Karlas Vater, der Armenier aus Istanbul, lässt sich schließlich zu einer Reise in seine unbekannte Heimat überreden, und Karla ist entschlossen, das Geheimnis des Armreifs zu lüften.
„Es ist, als hätte seit der Beerdigung meiner Großmutter etwas in ihm angefangen zu bröckeln. Ausgerechnet dort, wo der Fels besonders unzugänglich war…“
Der Vater hat bisher über seine Familie geschwiegen, aber jetzt erzählt er seiner Tochter völlig unvermittelt, dass der Name der Urgroßmutter Armine Kuyumcyan war. Was hat sie mit Lilit zu tun und warum haben weder die Großmutter noch der Vater jemals von ihr gesprochen?
Aber in Yerevan angekommen, weicht der Vater der Konfrontation mit der Vergangenheit erneut aus, will auch das Genozid-Mahnmal nicht besuchen.
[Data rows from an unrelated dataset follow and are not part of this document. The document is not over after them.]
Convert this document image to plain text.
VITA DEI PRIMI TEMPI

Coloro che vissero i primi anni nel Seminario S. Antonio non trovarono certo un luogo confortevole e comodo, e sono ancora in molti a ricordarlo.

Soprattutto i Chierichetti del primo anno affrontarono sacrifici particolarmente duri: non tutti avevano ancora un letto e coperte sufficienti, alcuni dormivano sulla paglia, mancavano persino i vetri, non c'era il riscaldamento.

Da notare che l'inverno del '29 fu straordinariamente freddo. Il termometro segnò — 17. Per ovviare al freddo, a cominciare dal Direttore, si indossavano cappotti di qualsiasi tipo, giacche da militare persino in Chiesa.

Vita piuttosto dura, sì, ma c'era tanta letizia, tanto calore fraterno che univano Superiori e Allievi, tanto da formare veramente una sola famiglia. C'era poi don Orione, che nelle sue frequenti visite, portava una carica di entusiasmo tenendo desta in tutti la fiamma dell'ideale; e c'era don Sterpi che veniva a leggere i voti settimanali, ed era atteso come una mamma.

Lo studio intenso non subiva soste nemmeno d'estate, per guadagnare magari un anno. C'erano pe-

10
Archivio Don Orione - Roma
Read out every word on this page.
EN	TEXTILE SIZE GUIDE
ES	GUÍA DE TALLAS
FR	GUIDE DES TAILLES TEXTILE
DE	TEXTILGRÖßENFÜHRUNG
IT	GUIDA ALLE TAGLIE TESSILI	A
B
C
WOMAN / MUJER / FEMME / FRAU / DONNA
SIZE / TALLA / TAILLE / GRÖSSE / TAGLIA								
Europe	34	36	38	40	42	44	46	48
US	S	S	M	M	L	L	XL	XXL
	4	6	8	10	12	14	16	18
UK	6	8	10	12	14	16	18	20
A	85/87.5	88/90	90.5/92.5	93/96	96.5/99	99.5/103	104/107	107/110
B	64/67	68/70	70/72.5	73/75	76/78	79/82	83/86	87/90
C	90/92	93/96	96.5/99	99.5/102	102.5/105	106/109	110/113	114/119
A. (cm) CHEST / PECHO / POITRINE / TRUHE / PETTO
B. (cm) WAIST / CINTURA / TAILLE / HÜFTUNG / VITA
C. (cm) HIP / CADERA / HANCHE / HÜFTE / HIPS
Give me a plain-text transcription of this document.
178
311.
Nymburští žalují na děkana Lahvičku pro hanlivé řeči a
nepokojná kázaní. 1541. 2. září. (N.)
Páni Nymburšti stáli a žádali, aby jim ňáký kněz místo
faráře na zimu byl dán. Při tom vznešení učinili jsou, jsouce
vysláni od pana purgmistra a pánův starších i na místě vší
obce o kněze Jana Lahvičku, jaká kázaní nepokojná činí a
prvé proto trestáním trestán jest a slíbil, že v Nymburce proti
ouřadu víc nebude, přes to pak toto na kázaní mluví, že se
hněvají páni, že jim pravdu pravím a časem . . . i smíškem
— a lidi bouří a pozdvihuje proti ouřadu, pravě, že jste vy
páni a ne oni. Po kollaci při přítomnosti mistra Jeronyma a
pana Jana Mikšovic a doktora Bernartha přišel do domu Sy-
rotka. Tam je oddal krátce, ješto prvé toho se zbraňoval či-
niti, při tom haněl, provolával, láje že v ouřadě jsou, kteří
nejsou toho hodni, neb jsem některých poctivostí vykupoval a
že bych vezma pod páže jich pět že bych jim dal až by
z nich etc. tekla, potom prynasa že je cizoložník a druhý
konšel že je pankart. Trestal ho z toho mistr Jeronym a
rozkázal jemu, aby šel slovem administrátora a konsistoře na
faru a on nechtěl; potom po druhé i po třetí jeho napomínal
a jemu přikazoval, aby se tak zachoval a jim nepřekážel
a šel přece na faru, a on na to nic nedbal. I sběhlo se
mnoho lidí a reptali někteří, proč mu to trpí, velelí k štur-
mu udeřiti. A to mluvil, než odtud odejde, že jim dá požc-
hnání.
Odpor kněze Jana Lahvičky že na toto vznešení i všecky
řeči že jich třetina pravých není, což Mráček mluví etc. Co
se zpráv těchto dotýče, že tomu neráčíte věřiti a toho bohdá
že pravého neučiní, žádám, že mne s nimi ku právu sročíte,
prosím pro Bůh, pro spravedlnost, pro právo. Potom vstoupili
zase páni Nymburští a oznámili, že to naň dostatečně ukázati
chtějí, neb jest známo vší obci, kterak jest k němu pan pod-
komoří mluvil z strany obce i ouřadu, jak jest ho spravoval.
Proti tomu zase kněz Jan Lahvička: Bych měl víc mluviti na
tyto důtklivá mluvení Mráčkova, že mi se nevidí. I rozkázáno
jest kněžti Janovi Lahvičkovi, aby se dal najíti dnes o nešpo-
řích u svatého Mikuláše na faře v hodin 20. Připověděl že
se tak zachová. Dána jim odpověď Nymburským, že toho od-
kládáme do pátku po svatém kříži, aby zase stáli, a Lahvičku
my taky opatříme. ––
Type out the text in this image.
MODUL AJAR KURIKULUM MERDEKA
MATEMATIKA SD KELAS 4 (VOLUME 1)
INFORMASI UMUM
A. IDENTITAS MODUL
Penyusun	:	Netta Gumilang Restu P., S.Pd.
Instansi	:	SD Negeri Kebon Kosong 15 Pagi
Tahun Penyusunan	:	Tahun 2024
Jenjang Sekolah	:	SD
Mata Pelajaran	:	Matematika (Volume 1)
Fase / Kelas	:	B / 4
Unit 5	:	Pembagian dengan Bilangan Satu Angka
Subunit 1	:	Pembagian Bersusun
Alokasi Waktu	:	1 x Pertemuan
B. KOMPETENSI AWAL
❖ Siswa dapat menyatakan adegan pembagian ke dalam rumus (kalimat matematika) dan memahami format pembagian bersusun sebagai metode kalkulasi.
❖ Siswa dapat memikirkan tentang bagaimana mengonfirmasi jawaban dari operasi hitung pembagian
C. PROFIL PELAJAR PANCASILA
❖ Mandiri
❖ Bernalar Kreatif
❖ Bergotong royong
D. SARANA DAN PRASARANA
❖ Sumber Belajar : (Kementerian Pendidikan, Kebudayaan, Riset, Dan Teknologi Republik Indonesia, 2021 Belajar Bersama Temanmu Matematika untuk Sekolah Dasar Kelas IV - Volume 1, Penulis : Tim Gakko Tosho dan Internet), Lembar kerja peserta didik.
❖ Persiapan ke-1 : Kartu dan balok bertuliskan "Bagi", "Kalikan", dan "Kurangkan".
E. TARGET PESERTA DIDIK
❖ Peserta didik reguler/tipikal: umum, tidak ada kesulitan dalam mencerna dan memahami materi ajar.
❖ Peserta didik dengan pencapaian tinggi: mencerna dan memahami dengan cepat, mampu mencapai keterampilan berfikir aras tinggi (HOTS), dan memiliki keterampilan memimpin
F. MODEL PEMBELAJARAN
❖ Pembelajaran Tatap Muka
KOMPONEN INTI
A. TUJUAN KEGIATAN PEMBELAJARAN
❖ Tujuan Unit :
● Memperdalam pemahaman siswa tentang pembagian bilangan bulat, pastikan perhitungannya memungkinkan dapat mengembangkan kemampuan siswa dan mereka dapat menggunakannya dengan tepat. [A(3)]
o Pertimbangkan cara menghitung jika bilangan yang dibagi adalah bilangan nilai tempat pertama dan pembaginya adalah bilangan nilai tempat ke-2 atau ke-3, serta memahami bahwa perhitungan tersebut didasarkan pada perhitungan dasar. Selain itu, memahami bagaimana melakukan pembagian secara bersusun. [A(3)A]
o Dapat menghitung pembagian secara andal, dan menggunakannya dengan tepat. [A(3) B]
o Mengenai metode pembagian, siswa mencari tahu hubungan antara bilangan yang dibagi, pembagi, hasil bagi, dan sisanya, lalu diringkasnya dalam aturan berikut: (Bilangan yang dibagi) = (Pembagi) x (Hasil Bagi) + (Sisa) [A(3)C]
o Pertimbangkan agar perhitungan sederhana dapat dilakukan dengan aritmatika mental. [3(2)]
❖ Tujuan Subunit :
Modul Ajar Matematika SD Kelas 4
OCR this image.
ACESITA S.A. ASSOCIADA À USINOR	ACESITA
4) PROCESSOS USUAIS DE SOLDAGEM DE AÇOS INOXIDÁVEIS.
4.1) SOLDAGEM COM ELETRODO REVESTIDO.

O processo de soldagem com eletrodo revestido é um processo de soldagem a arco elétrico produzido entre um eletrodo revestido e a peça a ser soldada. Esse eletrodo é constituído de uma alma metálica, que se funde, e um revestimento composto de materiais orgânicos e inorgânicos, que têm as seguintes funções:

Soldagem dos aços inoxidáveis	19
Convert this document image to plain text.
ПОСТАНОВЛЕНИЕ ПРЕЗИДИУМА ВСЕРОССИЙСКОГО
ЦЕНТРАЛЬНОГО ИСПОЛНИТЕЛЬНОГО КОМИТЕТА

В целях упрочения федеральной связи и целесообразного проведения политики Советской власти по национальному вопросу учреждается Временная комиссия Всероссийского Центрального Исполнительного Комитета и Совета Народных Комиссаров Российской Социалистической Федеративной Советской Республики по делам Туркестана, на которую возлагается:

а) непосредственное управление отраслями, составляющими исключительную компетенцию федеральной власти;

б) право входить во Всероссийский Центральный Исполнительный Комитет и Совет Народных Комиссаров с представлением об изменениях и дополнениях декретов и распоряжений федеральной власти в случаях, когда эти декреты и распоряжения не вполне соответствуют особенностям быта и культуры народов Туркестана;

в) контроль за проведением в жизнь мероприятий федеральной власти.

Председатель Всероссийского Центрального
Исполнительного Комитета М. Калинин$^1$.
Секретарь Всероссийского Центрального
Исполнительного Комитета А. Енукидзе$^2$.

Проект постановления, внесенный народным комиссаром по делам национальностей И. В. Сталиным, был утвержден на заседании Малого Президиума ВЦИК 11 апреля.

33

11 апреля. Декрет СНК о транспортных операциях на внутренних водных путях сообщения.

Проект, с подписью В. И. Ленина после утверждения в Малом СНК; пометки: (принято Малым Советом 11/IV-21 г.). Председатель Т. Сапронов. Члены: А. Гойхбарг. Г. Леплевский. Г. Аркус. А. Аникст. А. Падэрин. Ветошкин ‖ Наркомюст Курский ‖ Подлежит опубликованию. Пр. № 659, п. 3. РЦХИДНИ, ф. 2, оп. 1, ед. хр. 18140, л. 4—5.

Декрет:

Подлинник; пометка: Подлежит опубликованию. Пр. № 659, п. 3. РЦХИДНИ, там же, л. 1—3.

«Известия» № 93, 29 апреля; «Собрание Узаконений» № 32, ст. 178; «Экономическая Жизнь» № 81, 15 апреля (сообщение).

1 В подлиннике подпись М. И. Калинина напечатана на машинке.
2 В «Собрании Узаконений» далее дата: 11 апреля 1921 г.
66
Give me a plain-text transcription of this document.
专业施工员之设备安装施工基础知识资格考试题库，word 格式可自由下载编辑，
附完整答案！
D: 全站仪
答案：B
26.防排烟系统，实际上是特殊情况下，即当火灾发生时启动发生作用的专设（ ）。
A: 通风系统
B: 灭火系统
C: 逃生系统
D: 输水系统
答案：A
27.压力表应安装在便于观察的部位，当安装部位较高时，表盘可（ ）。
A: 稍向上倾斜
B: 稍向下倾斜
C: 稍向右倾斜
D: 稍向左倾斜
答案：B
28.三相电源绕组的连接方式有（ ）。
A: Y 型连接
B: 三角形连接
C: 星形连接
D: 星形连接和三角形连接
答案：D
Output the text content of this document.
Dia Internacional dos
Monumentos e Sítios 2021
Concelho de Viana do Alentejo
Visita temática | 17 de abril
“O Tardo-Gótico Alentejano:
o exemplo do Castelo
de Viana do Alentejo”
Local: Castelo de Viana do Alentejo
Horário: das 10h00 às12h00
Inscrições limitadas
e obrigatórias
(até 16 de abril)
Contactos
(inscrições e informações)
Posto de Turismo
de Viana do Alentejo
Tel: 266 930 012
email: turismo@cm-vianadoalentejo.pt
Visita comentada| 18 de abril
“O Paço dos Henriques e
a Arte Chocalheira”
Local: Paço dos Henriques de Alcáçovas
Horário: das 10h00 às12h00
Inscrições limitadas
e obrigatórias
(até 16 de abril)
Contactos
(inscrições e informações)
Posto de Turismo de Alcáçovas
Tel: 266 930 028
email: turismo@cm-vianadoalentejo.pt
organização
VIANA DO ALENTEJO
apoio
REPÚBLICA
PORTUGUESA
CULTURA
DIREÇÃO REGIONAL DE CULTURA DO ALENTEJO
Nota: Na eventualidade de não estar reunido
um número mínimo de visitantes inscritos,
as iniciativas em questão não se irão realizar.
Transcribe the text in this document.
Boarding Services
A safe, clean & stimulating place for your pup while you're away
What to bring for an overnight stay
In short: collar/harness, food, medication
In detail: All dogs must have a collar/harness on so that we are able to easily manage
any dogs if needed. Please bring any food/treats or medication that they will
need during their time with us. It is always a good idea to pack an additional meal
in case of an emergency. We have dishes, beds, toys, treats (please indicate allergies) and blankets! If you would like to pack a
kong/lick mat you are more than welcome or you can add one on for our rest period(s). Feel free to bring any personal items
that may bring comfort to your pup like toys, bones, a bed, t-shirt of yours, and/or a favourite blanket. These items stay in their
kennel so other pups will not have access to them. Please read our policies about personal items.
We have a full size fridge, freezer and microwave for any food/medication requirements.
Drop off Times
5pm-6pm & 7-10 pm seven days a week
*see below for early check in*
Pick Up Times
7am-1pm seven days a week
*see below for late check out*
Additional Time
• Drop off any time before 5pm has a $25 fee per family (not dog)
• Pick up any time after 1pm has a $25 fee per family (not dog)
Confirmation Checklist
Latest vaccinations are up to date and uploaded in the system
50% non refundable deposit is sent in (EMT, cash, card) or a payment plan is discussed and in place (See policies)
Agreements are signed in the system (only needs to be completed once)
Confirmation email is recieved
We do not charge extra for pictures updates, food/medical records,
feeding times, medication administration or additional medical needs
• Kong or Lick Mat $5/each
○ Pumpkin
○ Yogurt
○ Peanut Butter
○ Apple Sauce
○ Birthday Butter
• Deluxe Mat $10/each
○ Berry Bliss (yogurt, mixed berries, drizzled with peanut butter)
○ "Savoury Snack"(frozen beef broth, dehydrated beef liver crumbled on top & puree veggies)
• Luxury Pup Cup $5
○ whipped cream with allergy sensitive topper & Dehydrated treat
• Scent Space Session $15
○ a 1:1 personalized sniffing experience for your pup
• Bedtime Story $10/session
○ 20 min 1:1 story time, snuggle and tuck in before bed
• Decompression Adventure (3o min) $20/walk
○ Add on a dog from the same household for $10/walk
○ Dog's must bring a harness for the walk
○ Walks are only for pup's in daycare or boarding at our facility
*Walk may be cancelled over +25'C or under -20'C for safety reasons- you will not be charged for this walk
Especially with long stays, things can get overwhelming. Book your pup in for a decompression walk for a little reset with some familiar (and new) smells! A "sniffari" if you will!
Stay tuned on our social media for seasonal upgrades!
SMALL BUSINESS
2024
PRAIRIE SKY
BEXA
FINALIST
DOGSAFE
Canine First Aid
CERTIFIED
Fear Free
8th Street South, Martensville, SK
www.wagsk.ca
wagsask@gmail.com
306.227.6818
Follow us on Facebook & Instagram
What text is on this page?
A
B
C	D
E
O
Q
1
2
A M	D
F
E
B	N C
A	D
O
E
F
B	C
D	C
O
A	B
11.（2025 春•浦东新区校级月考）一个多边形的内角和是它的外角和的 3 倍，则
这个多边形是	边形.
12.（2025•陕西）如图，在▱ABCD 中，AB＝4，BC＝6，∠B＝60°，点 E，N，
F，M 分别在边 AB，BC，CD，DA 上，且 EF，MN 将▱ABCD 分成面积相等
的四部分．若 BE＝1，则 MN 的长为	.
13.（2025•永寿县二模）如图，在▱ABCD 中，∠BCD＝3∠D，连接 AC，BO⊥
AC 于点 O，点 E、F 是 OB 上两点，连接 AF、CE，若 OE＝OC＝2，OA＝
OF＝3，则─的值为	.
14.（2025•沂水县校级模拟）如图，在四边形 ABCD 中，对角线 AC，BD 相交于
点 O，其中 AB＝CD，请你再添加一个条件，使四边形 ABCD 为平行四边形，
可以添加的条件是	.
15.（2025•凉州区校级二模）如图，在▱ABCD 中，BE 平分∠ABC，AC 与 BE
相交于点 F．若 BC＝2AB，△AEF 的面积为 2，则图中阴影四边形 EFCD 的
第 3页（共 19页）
„Es gibt ja dieses Denkmal… Der Saft schwappt über den Rand, als mein Vater sein Glas auf dem Tisch abstellte. Ich tat als hätte ich es nicht bemerkt… Bevor ich weitersprechen konnte, unterbrach mich mein Vater… Er sprach leise, und in seinen Augen lag ein Ausdruck, den ich nicht kannte. Nicht abweisend, sondern bittend, ja, beinahe flehend. Danach fragte ich nicht mehr.“
Auch die Suche nach Lilit will er zuerst nicht unterstützen, gibt aber schließlich – wenn auch unwillig - den Widerstand auf.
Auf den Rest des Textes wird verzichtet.